After creating an effective taxonomy, enterprises can expect that users will find it simple to link and explore valuable content.
Build a Taxonomy Model that Meets Expectations
Leveraging taxonomies for enterprises can be tricky. The good news is that there are plenty of options to choose from depending on the expectations and technology an enterprise can support. An enterprise can use existing standard taxonomies that its industry already offers or a specific one they are targeting. There are industry-specific taxonomies (for example, IPTC for media topics and MeSH for medical themes) available to use as is or as a starting point to decrease the effort required to design and configure a taxonomy.
If the standards for the taxonomy are more specific, then consider building it from scratch to fit the needs of the organization scheme. While creating a taxonomy is labor-intensive and requires a significant commitment of subject matter expertise and time, technology exists to help jump-start the process. Some features can automatically classify any document and guarantee that they meet any criteria discussed while avoiding the expense and time of manually creating a taxonomy from square one.
Whether an enterprise chooses to build or borrow a taxonomy, it needs to ensure that several factors are made for it to succeed. This includes ensuring the taxonomy reflects its domain expertise, understanding core target users, setting up to exceed in content tagging, improving content, and keeping users updated throughout the process.

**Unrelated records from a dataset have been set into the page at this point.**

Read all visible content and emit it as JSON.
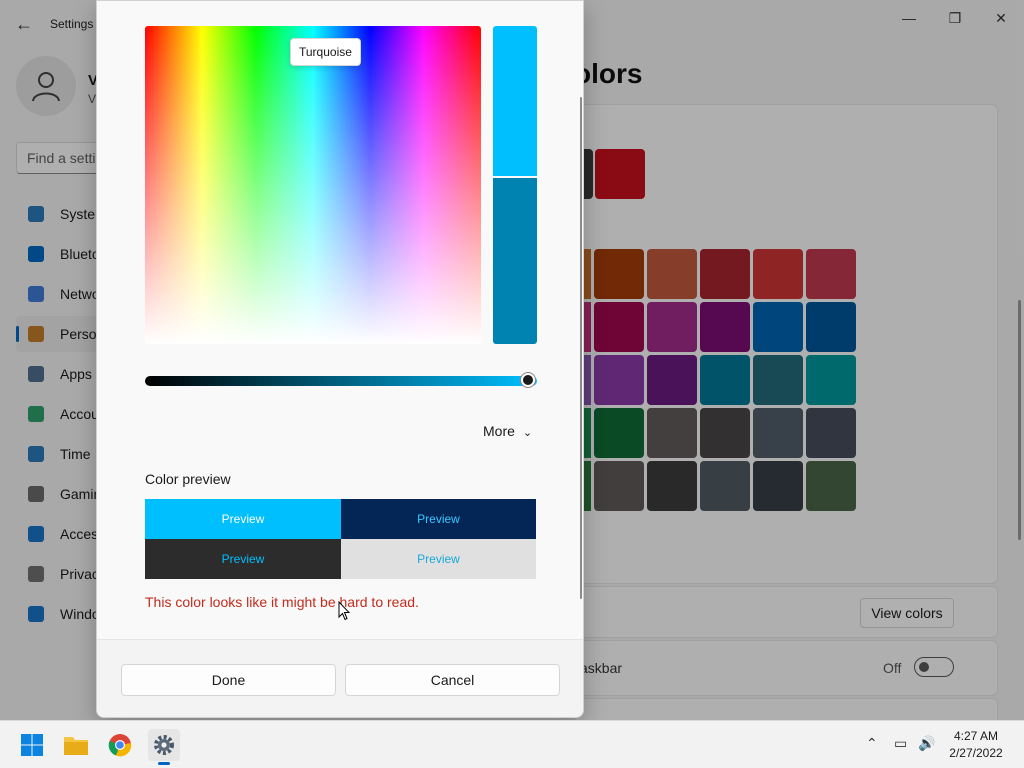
{
  "settings": {
    "app_title": "Settings",
    "profile_name": "V",
    "profile_sub": "V",
    "search_placeholder": "Find a setti",
    "nav": [
      {
        "label": "System",
        "icon": "system-icon",
        "color": "#2a7ab8"
      },
      {
        "label": "Blueto",
        "icon": "bluetooth-icon",
        "color": "#0067c0"
      },
      {
        "label": "Netwo",
        "icon": "network-icon",
        "color": "#3f7ad6"
      },
      {
        "label": "Perso",
        "icon": "personalization-icon",
        "color": "#c27c2a"
      },
      {
        "label": "Apps",
        "icon": "apps-icon",
        "color": "#4f6f8f"
      },
      {
        "label": "Accou",
        "icon": "accounts-icon",
        "color": "#2f9e6a"
      },
      {
        "label": "Time",
        "icon": "time-language-icon",
        "color": "#2a7ab8"
      },
      {
        "label": "Gamin",
        "icon": "gaming-icon",
        "color": "#6a6a6a"
      },
      {
        "label": "Acces",
        "icon": "accessibility-icon",
        "color": "#1a73c7"
      },
      {
        "label": "Privac",
        "icon": "privacy-icon",
        "color": "#707070"
      },
      {
        "label": "Windo",
        "icon": "windows-update-icon",
        "color": "#1a73c7"
      }
    ],
    "page_heading": "olors",
    "recent_colors": [
      "#3a3a3a",
      "#c8101e"
    ],
    "windows_colors_lead": [
      "#c86e2a",
      "#c0307a",
      "#8a58b8",
      "#1a8a50",
      "#2a7a3a"
    ],
    "windows_colors": [
      "#a33b0a",
      "#c0593e",
      "#a82530",
      "#cd3434",
      "#c13850",
      "#a0084f",
      "#a12c8a",
      "#7b0e73",
      "#0063b1",
      "#00569a",
      "#8a3aa6",
      "#6a1b80",
      "#007895",
      "#236b7a",
      "#00979a",
      "#0f6b35",
      "#625b5b",
      "#484645",
      "#515c6b",
      "#464c5c",
      "#5d5a58",
      "#3c3c3c",
      "#4f5962",
      "#353e45",
      "#4a6548"
    ],
    "view_colors_label": "View colors",
    "taskbar_row_label": "askbar",
    "toggle_state": "Off"
  },
  "dialog": {
    "spectrum_tooltip": "Turquoise",
    "new_color": "#00bfff",
    "old_color": "#0083b0",
    "value_fraction": 0.976,
    "more_label": "More",
    "color_preview_label": "Color preview",
    "preview_text": "Preview",
    "preview_cells": [
      {
        "bg": "#00bfff",
        "fg": "#ffffff"
      },
      {
        "bg": "#032657",
        "fg": "#39c7ff"
      },
      {
        "bg": "#2c2c2c",
        "fg": "#00bfff"
      },
      {
        "bg": "#e0e0e0",
        "fg": "#1aa8d8"
      }
    ],
    "warning": "This color looks like it might be hard to read.",
    "warning_color": "#c42b1c",
    "done_label": "Done",
    "cancel_label": "Cancel"
  },
  "taskbar": {
    "time": "4:27 AM",
    "date": "2/27/2022",
    "accent": "#0067c0"
  }
}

The Future of Taxonomies for Content Management
The usage of taxonomies is advancing, as are the concerns about what they can achieve and how to get the most out of them when organizing material for enterprises. Taxonomies establish the groundwork for automation, making them a critical difference for any company wanting to gain a competitive edge in operations and content management. They empower businesses to manage their information and build knowledge models to make it more useable, all while setting the infrastructure for automation to foster process efficiency, drive revenue, and make better decisions.